I think it's obvious that aliens are not drawing pictures in our fields, rather that Mother Nature -- like many of those hippy nature chicks -- is into tattoos.
Swift is banned for being a traitor to Earth and welcoming every would be alien overlord that comes our way.
Oh, wait, wrong thread.
The article mentions a 'crop circle expert'. Is there a crop circle graduate program somewhere? :P
The recession has hit the aliens as well. Across the gulf of space, they're sending us their unemployed graphic artists.
I can remember the days back when crop circles had the basic decency to actually be circles. I used to be able to watch them forming from my window too. All it took was a constantly shifting wind and eventually a stalk somewhere would break and the weight of that one would break its neighbor and so on, and the destruction would spread out in a neat circle, or a blob. But circles were quite common.
_____________________________________________
Gillian
"Now everyone was giving her that kind of look UFOlogists get when they suddenly say, 'Hey, if you shade your eyes you can see it is just a flock of geese after all.'"
"You can't erase icing."
"I can't believe it doesn't work! I found it on the internet, man!"
Martin Spandau was in a ballet? Was that before or after Space 1999?
Smart-mouthed comment 1 - I didn't think jellyfish were capable of making crop circles.
Smart-mouthed comment 2 - I didn't know famers grew jellyfish and that people made circles in them.
Smart-mouthed comment 3 - I didn't know jellyfish crew crops.
Very pretty. Someone has a lot of time on their hands. Hope the farmer didn't lose too much value on the crop, though. Farmer margins are pretty tight.
Is the proper term jellyfish or sea jellies?
Peanut butter fish are more interesting. Especially the chunky ones.
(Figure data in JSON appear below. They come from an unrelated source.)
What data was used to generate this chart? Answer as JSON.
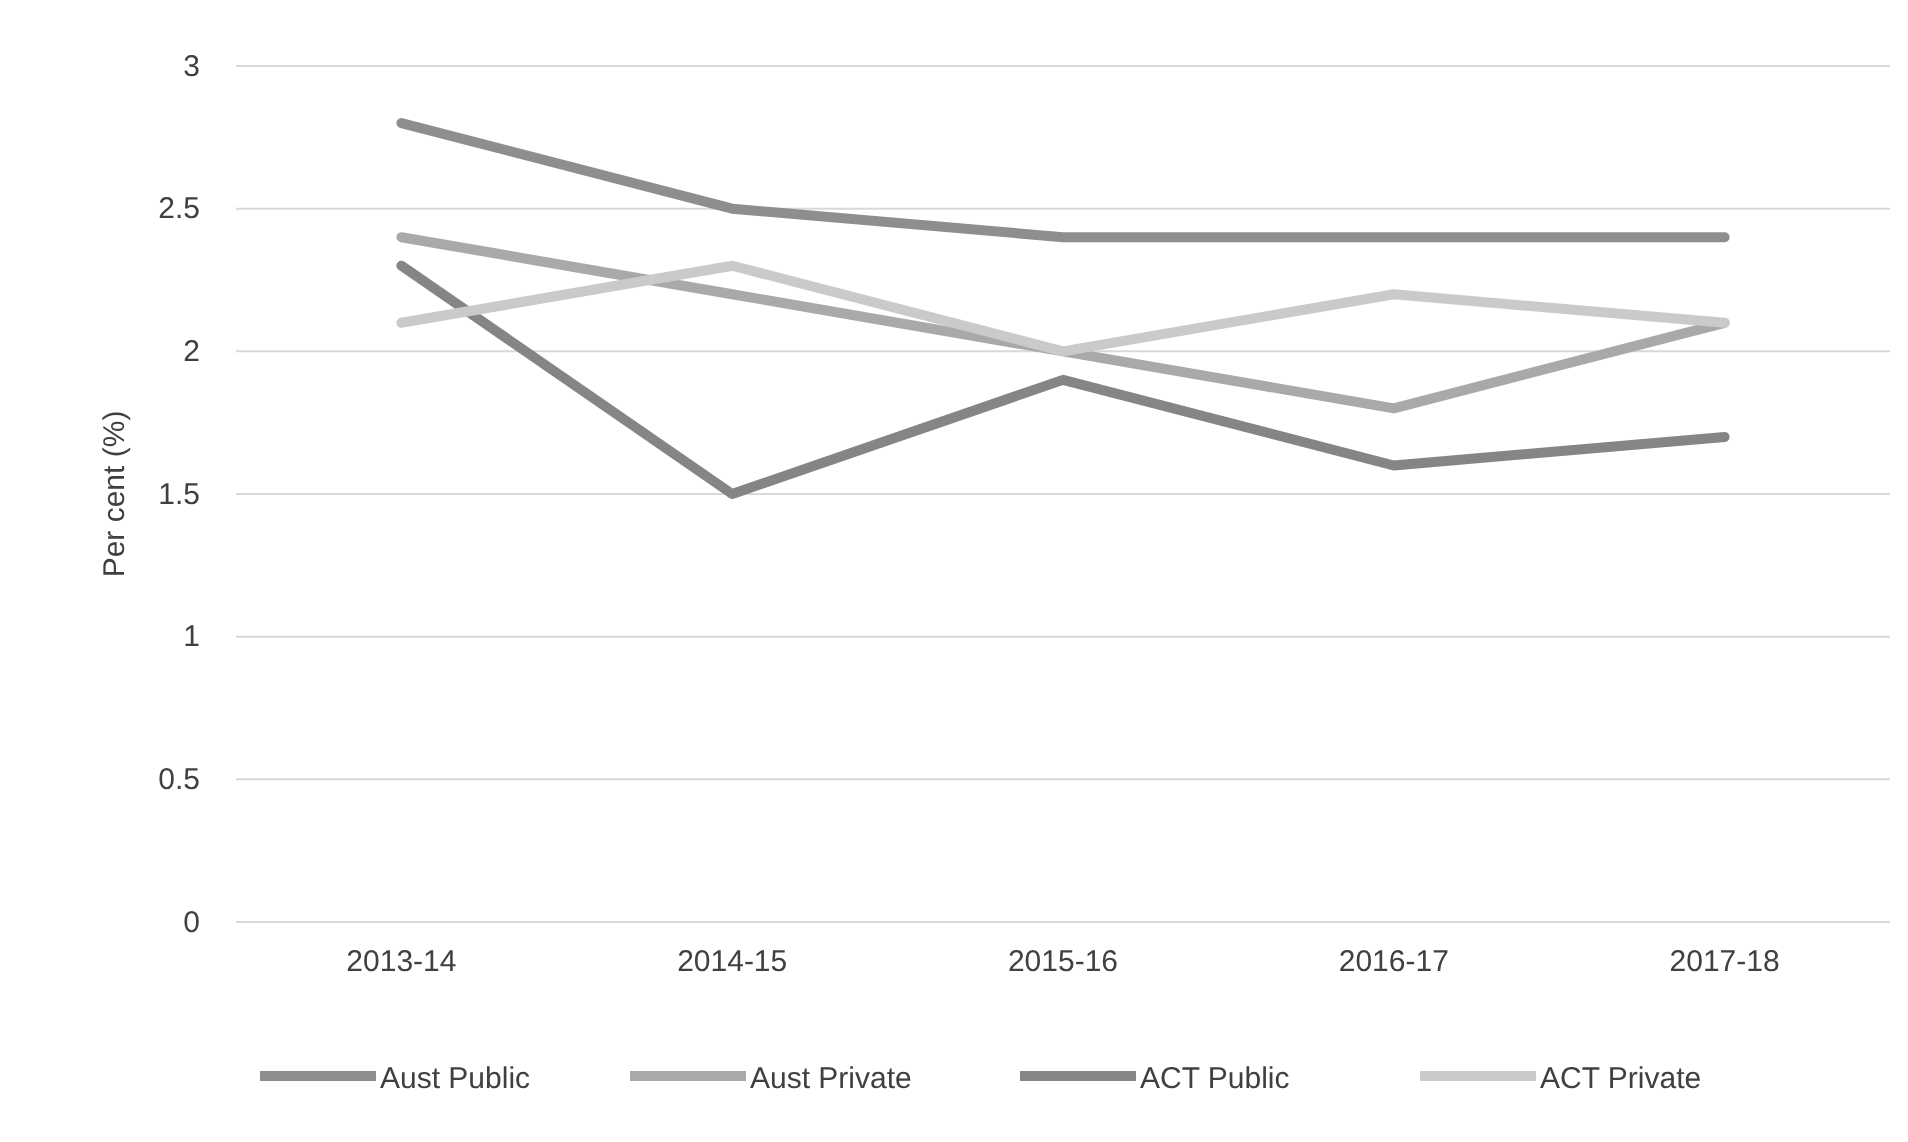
{
  "chart_data": {
    "type": "line",
    "ylabel": "Per cent (%)",
    "categories": [
      "2013-14",
      "2014-15",
      "2015-16",
      "2016-17",
      "2017-18"
    ],
    "series": [
      {
        "name": "Aust Public",
        "color": "#8e8e8e",
        "values": [
          2.8,
          2.5,
          2.4,
          2.4,
          2.4
        ]
      },
      {
        "name": "Aust Private",
        "color": "#a9a9a9",
        "values": [
          2.4,
          2.2,
          2.0,
          1.8,
          2.1
        ]
      },
      {
        "name": "ACT Public",
        "color": "#858585",
        "values": [
          2.3,
          1.5,
          1.9,
          1.6,
          1.7
        ]
      },
      {
        "name": "ACT Private",
        "color": "#cacaca",
        "values": [
          2.1,
          2.3,
          2.0,
          2.2,
          2.1
        ]
      }
    ],
    "ylim": [
      0,
      3
    ],
    "yticks": [
      0,
      0.5,
      1,
      1.5,
      2,
      2.5,
      3
    ],
    "grid": "y",
    "legend": "bottom",
    "marker": "none",
    "line_style": "solid"
  }
}
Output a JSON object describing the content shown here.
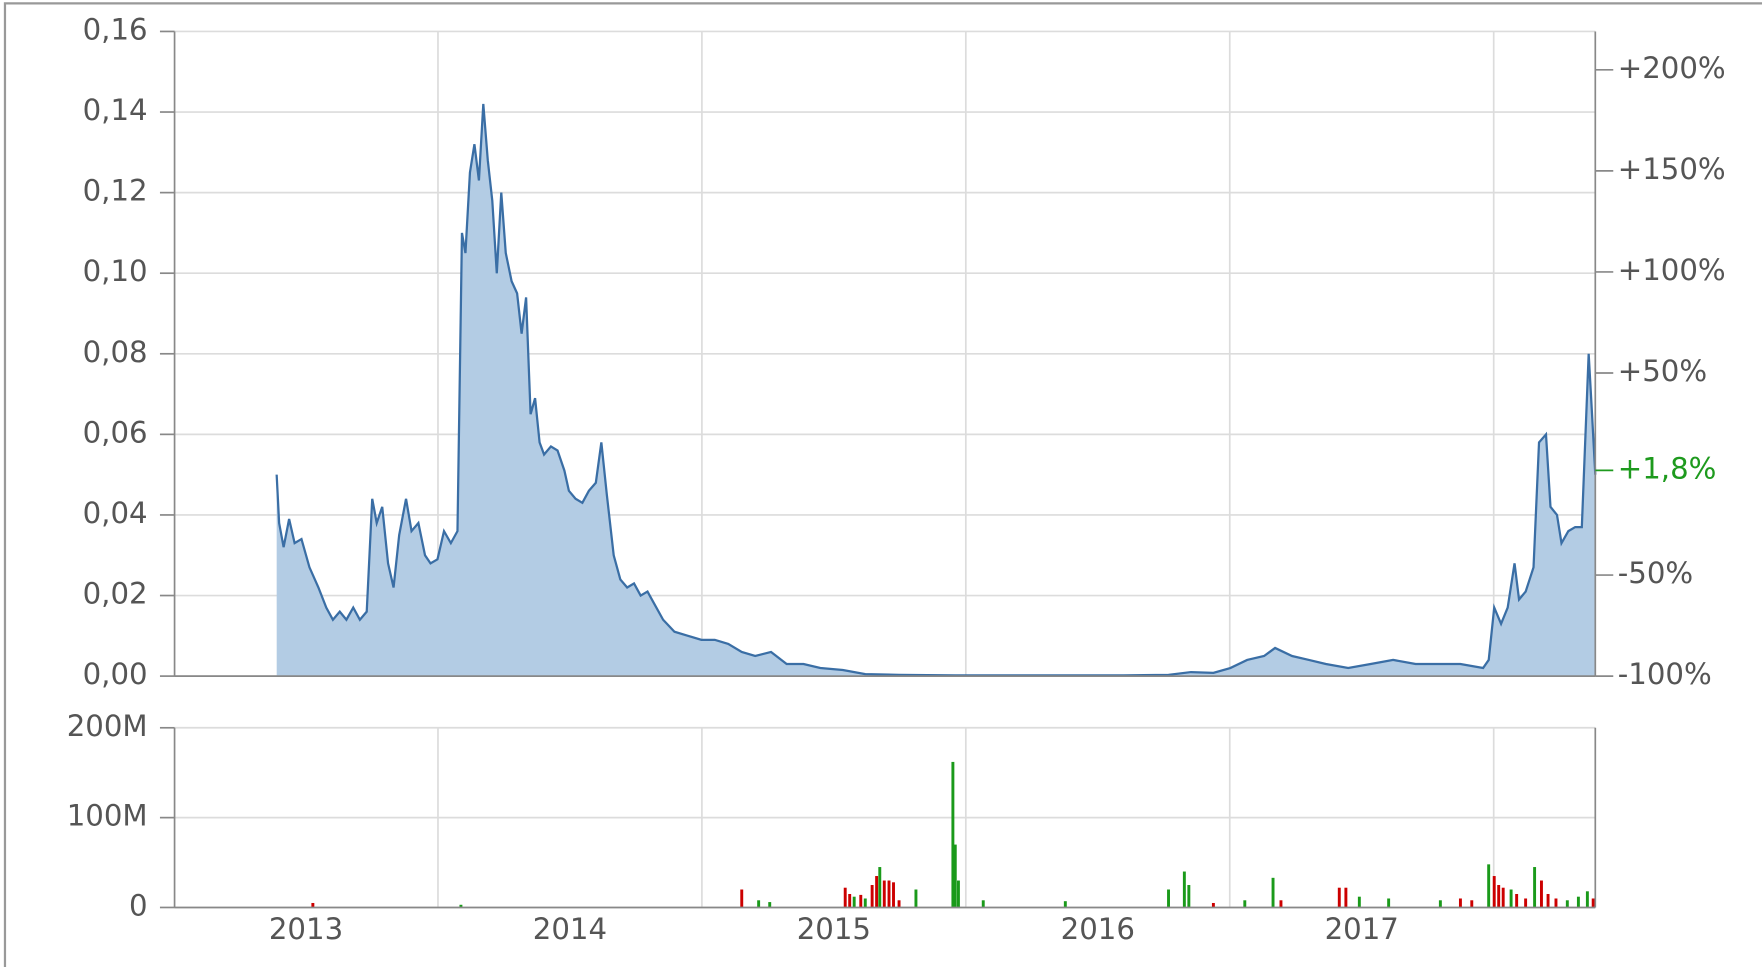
{
  "chart_data": [
    {
      "type": "area",
      "color": "#3a6ea5",
      "fill": "#b3cce4",
      "grid": true,
      "x": [
        2012.889,
        2012.898,
        2012.915,
        2012.936,
        2012.957,
        2012.983,
        2013.013,
        2013.047,
        2013.077,
        2013.102,
        2013.128,
        2013.153,
        2013.179,
        2013.204,
        2013.23,
        2013.251,
        2013.268,
        2013.289,
        2013.311,
        2013.332,
        2013.353,
        2013.379,
        2013.4,
        2013.426,
        2013.451,
        2013.472,
        2013.498,
        2013.523,
        2013.549,
        2013.574,
        2013.591,
        2013.604,
        2013.621,
        2013.638,
        2013.655,
        2013.672,
        2013.689,
        2013.706,
        2013.723,
        2013.74,
        2013.757,
        2013.779,
        2013.8,
        2013.817,
        2013.834,
        2013.851,
        2013.868,
        2013.885,
        2013.902,
        2013.928,
        2013.953,
        2013.979,
        2013.996,
        2014.021,
        2014.047,
        2014.072,
        2014.098,
        2014.119,
        2014.14,
        2014.166,
        2014.191,
        2014.217,
        2014.243,
        2014.268,
        2014.294,
        2014.319,
        2014.353,
        2014.396,
        2014.447,
        2014.498,
        2014.549,
        2014.6,
        2014.651,
        2014.702,
        2014.762,
        2014.821,
        2014.885,
        2014.949,
        2015.034,
        2015.119,
        2015.247,
        2015.46,
        2015.672,
        2015.885,
        2016.098,
        2016.268,
        2016.353,
        2016.438,
        2016.502,
        2016.566,
        2016.63,
        2016.672,
        2016.736,
        2016.8,
        2016.864,
        2016.949,
        2017.034,
        2017.119,
        2017.204,
        2017.289,
        2017.374,
        2017.46,
        2017.481,
        2017.502,
        2017.528,
        2017.553,
        2017.579,
        2017.596,
        2017.621,
        2017.651,
        2017.672,
        2017.698,
        2017.715,
        2017.74,
        2017.757,
        2017.783,
        2017.809,
        2017.834,
        2017.86,
        2017.872,
        2017.885
      ],
      "values": [
        0.05,
        0.038,
        0.032,
        0.039,
        0.033,
        0.034,
        0.027,
        0.022,
        0.017,
        0.014,
        0.016,
        0.014,
        0.017,
        0.014,
        0.016,
        0.044,
        0.038,
        0.042,
        0.028,
        0.022,
        0.035,
        0.044,
        0.036,
        0.038,
        0.03,
        0.028,
        0.029,
        0.036,
        0.033,
        0.036,
        0.11,
        0.105,
        0.125,
        0.132,
        0.123,
        0.142,
        0.128,
        0.118,
        0.1,
        0.12,
        0.105,
        0.098,
        0.095,
        0.085,
        0.094,
        0.065,
        0.069,
        0.058,
        0.055,
        0.057,
        0.056,
        0.051,
        0.046,
        0.044,
        0.043,
        0.046,
        0.048,
        0.058,
        0.045,
        0.03,
        0.024,
        0.022,
        0.023,
        0.02,
        0.021,
        0.018,
        0.014,
        0.011,
        0.01,
        0.009,
        0.009,
        0.008,
        0.006,
        0.005,
        0.006,
        0.003,
        0.003,
        0.002,
        0.0015,
        0.0005,
        0.0003,
        0.0002,
        0.0002,
        0.0002,
        0.0002,
        0.0003,
        0.001,
        0.0008,
        0.002,
        0.004,
        0.005,
        0.007,
        0.005,
        0.004,
        0.003,
        0.002,
        0.003,
        0.004,
        0.003,
        0.003,
        0.003,
        0.002,
        0.004,
        0.017,
        0.013,
        0.017,
        0.028,
        0.019,
        0.021,
        0.027,
        0.058,
        0.06,
        0.042,
        0.04,
        0.033,
        0.036,
        0.037,
        0.037,
        0.08,
        0.066,
        0.05
      ],
      "xlim": [
        2012.502,
        2017.885
      ],
      "xgrid": [
        2013.5,
        2014.5,
        2015.5,
        2016.5,
        2017.5
      ],
      "ylim": [
        0,
        0.16
      ],
      "yticks": [
        {
          "value": 0,
          "label": "0,00"
        },
        {
          "value": 0.02,
          "label": "0,02"
        },
        {
          "value": 0.04,
          "label": "0,04"
        },
        {
          "value": 0.06,
          "label": "0,06"
        },
        {
          "value": 0.08,
          "label": "0,08"
        },
        {
          "value": 0.1,
          "label": "0,10"
        },
        {
          "value": 0.12,
          "label": "0,12"
        },
        {
          "value": 0.14,
          "label": "0,14"
        },
        {
          "value": 0.16,
          "label": "0,16"
        }
      ],
      "y2lim": [
        -100,
        219
      ],
      "y2ticks": [
        {
          "value": -100,
          "label": "-100%"
        },
        {
          "value": -50,
          "label": "-50%"
        },
        {
          "value": 50,
          "label": "+50%"
        },
        {
          "value": 100,
          "label": "+100%"
        },
        {
          "value": 150,
          "label": "+150%"
        },
        {
          "value": 200,
          "label": "+200%"
        }
      ],
      "last_change": {
        "value": 1.8,
        "label": "+1,8%",
        "color": "#1e9a1e"
      }
    },
    {
      "type": "bar",
      "grid": true,
      "x": [
        2013.026,
        2013.587,
        2014.651,
        2014.715,
        2014.757,
        2015.043,
        2015.06,
        2015.077,
        2015.102,
        2015.119,
        2015.145,
        2015.162,
        2015.174,
        2015.191,
        2015.209,
        2015.226,
        2015.247,
        2015.311,
        2015.451,
        2015.46,
        2015.472,
        2015.566,
        2015.877,
        2016.268,
        2016.328,
        2016.345,
        2016.438,
        2016.557,
        2016.664,
        2016.694,
        2016.915,
        2016.94,
        2016.991,
        2017.102,
        2017.298,
        2017.374,
        2017.417,
        2017.481,
        2017.502,
        2017.519,
        2017.536,
        2017.566,
        2017.587,
        2017.621,
        2017.655,
        2017.681,
        2017.706,
        2017.736,
        2017.779,
        2017.821,
        2017.855,
        2017.877
      ],
      "values": [
        5000000,
        3000000,
        20000000,
        8000000,
        6000000,
        22000000,
        15000000,
        12000000,
        14000000,
        10000000,
        25000000,
        35000000,
        45000000,
        30000000,
        30000000,
        28000000,
        8000000,
        20000000,
        162000000,
        70000000,
        30000000,
        8000000,
        7000000,
        20000000,
        40000000,
        25000000,
        5000000,
        8000000,
        33000000,
        8000000,
        22000000,
        22000000,
        12000000,
        10000000,
        8000000,
        10000000,
        8000000,
        48000000,
        35000000,
        25000000,
        22000000,
        20000000,
        15000000,
        10000000,
        45000000,
        30000000,
        15000000,
        10000000,
        8000000,
        12000000,
        18000000,
        10000000
      ],
      "colors": [
        "#cc0000",
        "#1a9a1a",
        "#cc0000",
        "#1a9a1a",
        "#1a9a1a",
        "#cc0000",
        "#cc0000",
        "#1a9a1a",
        "#cc0000",
        "#1a9a1a",
        "#cc0000",
        "#cc0000",
        "#1a9a1a",
        "#cc0000",
        "#cc0000",
        "#cc0000",
        "#cc0000",
        "#1a9a1a",
        "#1a9a1a",
        "#1a9a1a",
        "#1a9a1a",
        "#1a9a1a",
        "#1a9a1a",
        "#1a9a1a",
        "#1a9a1a",
        "#1a9a1a",
        "#cc0000",
        "#1a9a1a",
        "#1a9a1a",
        "#cc0000",
        "#cc0000",
        "#cc0000",
        "#1a9a1a",
        "#1a9a1a",
        "#1a9a1a",
        "#cc0000",
        "#cc0000",
        "#1a9a1a",
        "#cc0000",
        "#cc0000",
        "#cc0000",
        "#1a9a1a",
        "#cc0000",
        "#cc0000",
        "#1a9a1a",
        "#cc0000",
        "#cc0000",
        "#cc0000",
        "#1a9a1a",
        "#1a9a1a",
        "#1a9a1a",
        "#cc0000"
      ],
      "xlim": [
        2012.502,
        2017.885
      ],
      "xgrid": [
        2013.5,
        2014.5,
        2015.5,
        2016.5,
        2017.5
      ],
      "xticks": [
        {
          "value": 2013,
          "label": "2013"
        },
        {
          "value": 2014,
          "label": "2014"
        },
        {
          "value": 2015,
          "label": "2015"
        },
        {
          "value": 2016,
          "label": "2016"
        },
        {
          "value": 2017,
          "label": "2017"
        }
      ],
      "ylim": [
        0,
        200000000
      ],
      "yticks": [
        0,
        {
          "value": 100000000,
          "label": "100M"
        },
        {
          "value": 200000000,
          "label": "200M"
        }
      ]
    }
  ]
}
Oddly enough, I saw this on Pharyngula the other day. Odd because PZ is a bit too strident for me so I usually avoid going there. He's frequently not too safe for work, either, so I'd have to read him on the slow dial-up at home.
A circle it's not. A work of art, yes.
Cum catapultae proscriptae erunt tum soli proscript catapultas habebunt.
If two old drunks with wood planks made that in one night, in the dark, they might as well be aliens as far as Im concerned.
that's not a jelly fish- that's a representation of the alien invasion fleet.
there are 4 of them in the lead hiding behind the Warp bubble, with a bunch of increasingly smaller ships trailing behind, each in their own force fields. the squigglies that everyone thinks are the tentacles (or whatever jellyfish have) represent the ships travelling thru warp space on their way here.
Obviously a whistle-blow. At least we know there is a faction that's sympathetic to our resistance movement.
One thing I noticed about the design: every point that is a center of a circle is also in (or on the edge of) a flattened area. That's pretty smart, as it would otherwise be difficult to conceal the damage done by the person holding the cord at the center.
Clever, clever aliens.
Speculation on the dubious aliens origins not withstanding, every cropcircle i have ever seen was designed to convey a message - usually mathematical.
Mind you, these haven't always been accurate.
Yet ...whatever agent or agencies manufactured this particular 'circle' failed. While artistic in the extreme and a considerable in its breadth, their message has been overshadowed by exactly those things the mind of Man finds so easily absorbing. Patterns. The familiar. The easily recognizable.
What pray-tell becomes of it all if it is not in fact a jellyfish?
?ees uoy od tahw dna revo ti pilF
Just sayin'... you know.
cheers
Oh no! Another animal crop circle.
This time it's a dragonfly.
From another paper:Mr Alexander, who has been studying crop circles with his wife for 15 years, added: 'People believe they will increase in frequency up to 2012 where there will be some kind of cataclysmic world event.'![]()
Oh, that's gorgeous. Well done, ya jokers. Very well done. Still, I'd approve of this art form a lot more if the circle makers would pony up some cash (anonymously) to make up the crop they've destroyed.